Tamsin couldn't help thinking it was a waste for two such fine specimins to lay on the highway and get flatter and flatter and she did think about experimenting with a raw food diet for the dogs for a couple of days. The plan only went on hold when Tamsin realised she would have to do some kind of plucking, and that, should another couple of ducks set up home there next year, that she might have a harder time convincing the dogs that dried duck and rice kibble are better than the real thing.
The plot thickens. The
duck plot that it. When Angie went swimming this morning, the duck
bodies were gone. Someone with greater plucking knowledge clearly had
the same idea. Following a day of mourning (I'm not exaggerating),
Tamsin met the farmer and told him about the ducks. "Oh no!" he said,
"the duck is in my barn sitting on 6 eggs. She's been there all day."
When we looked onto the big puddle on the marsh, low and behold, there
were two ducks! Here is the evidence. Are they Mr and Mrs Duck? Or Mr
and Mrs Duck II? Meanwhile, this evening, Tamsin was just planning for an early night when the cat flap went, Carlsberg chirped, and a baby rabbit shot across the kitchen. Tamsin sighed and shook her head. The rabbit went under the bureau. Tamsin made a path of boxes towards the open door (we stoked up the fire, it was freezing) but the poor rabbit wasn't going anywhere. Tamsin missed the end of Monk. She put on her gardening gloves and eventually worked up the courage to slide the rabbit out and catch it. It was wriggly so she had to let it go in the garden. It has the night to recover and Tamsin will see if a mercy mission is called for in the morning. It is now 22:31 and Tamsin is finally going to bed.
There is good news on the allotment front but you'll have to read about that another day. Now we must all go to bed.
When Father Christmas delivered a nice little red box of ocean bites for Carlsberg, I was pleased for her. I
didn't realise I would be handing over REAL LIFE WHOLE FISH with their googley little eyes looking up at me. Even Carlsberg
did a double take before she ate it. And that is the cat that eats a whole mouse or bird without a second thought.

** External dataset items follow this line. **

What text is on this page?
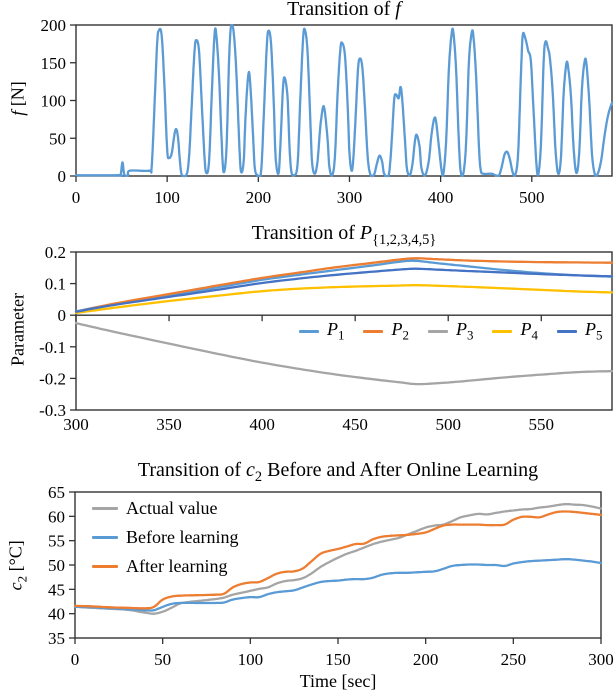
0
50
100
150
200
0	100	200	300	400	500
Transition of f
f [N]
0.2
0.1
0
-0.1
-0.2
-0.3
300	350	400	450	500	550
Transition of $P_{\{1,2,3,4,5\}}$
Parameter	$P_1$	$P_2$	$P_3$	$P_4$	$P_5$
35
40
45
50
55
60
65
0	50	100	150	200	250	300
Transition of $c_2$ Before and After Online Learning
$c_2$ [°C]
Actual value
Before learning
After learning
Time [sec]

Don't get me wrong, I don't believe in dressing meat up so it doesn't look like meat. If you're gonna eat it,
at least eat it for what it is. It was just a shock to have 20 pairs of eyes staring at me while I opened the
packet. Next time I will brace myself. And be glad I am vegan.

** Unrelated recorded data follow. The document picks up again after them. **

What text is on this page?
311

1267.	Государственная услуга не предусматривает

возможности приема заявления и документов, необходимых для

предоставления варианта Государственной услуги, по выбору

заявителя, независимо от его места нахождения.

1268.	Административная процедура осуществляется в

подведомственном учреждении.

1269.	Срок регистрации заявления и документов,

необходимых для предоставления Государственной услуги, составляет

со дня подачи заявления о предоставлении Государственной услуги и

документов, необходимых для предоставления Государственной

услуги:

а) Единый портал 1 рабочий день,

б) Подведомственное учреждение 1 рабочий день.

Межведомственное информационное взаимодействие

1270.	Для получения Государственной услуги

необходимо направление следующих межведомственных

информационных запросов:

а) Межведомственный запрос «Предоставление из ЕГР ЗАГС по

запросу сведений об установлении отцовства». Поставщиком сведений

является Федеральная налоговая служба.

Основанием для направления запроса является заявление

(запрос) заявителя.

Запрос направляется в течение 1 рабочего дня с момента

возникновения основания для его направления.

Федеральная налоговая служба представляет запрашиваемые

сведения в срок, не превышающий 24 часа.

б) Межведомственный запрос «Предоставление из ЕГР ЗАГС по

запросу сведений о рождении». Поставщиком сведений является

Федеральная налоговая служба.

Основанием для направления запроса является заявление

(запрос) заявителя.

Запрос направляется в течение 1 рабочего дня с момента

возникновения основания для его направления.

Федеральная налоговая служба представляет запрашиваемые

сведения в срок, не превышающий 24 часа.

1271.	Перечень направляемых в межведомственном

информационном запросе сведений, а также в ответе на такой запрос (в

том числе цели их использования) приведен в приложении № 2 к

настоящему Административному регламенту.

Today our new friend Hazel came for the afternoon. She said the dogs were on their BB. That's
"best behaviour" for the uninitiated. Which, of course, makes me out to be a liar when I tell of their terrible tales,
but I'd rather be a liar with BB dogs, than telling the truth about the ASBO brigade, especially when new friends are concerned. It puts me in mind of a time when I was making a new friend, Sandra, and we went to the beach for the first time. Beanz went behind some public toilets and ate something that I can't tell you here, suffice to say someone mustn't have had their 5p to hand. About 10 minutes from home I tried to casually disguise a terrible smell by opening the window, but there was no diguising this smell. Beanz had puked up her treasure down the side of the back seat of the new car (with my new friend in).
Anyway, end hazy memory sequence and back to the present day. Hazel came for a walk with us and it was all very nice. Note to self, don't try to cook when new friends come to tea. Or at least, make sure you have some form of ingredients in the house before they arrive, or they will be obliged to smile and say, "yum" when eating some mushrooms, kidney beans and a green pepper.
Well this is something I never thought I'd see. Yes, your eyes do serve you correctly. That is a photo
of Beanze wearing her Bronze Good Citizen Rosette. She earned it today at her exam. I was more nervous that I was when I did my degree for goodness sake. But Beanz
was cool as a cucumber and even managed a little sleep while she was waiting to do her "controlled walk though a door". The fact that she had been charging round
Rivington for 2 hours was nothing to do with it. She was very well behaved and I am very proud of her. 7pm: looks like Beanz used up all her Bronze Citizen behaviour at her bronze citizen exam. My mother was right when she told me pride comes before a fall. She (Beanz, not my mother) has barked at a jogger, 3 horses, 3 boys playing in the stream, 2 girls walking down a path and one unknown monster. That will stop me getting above myself. Beanz: profilaxis for arrogance. I guess profilaxis is one of those words I can say but have no idea how to spell. That and trayps. Ok ok, there are a few.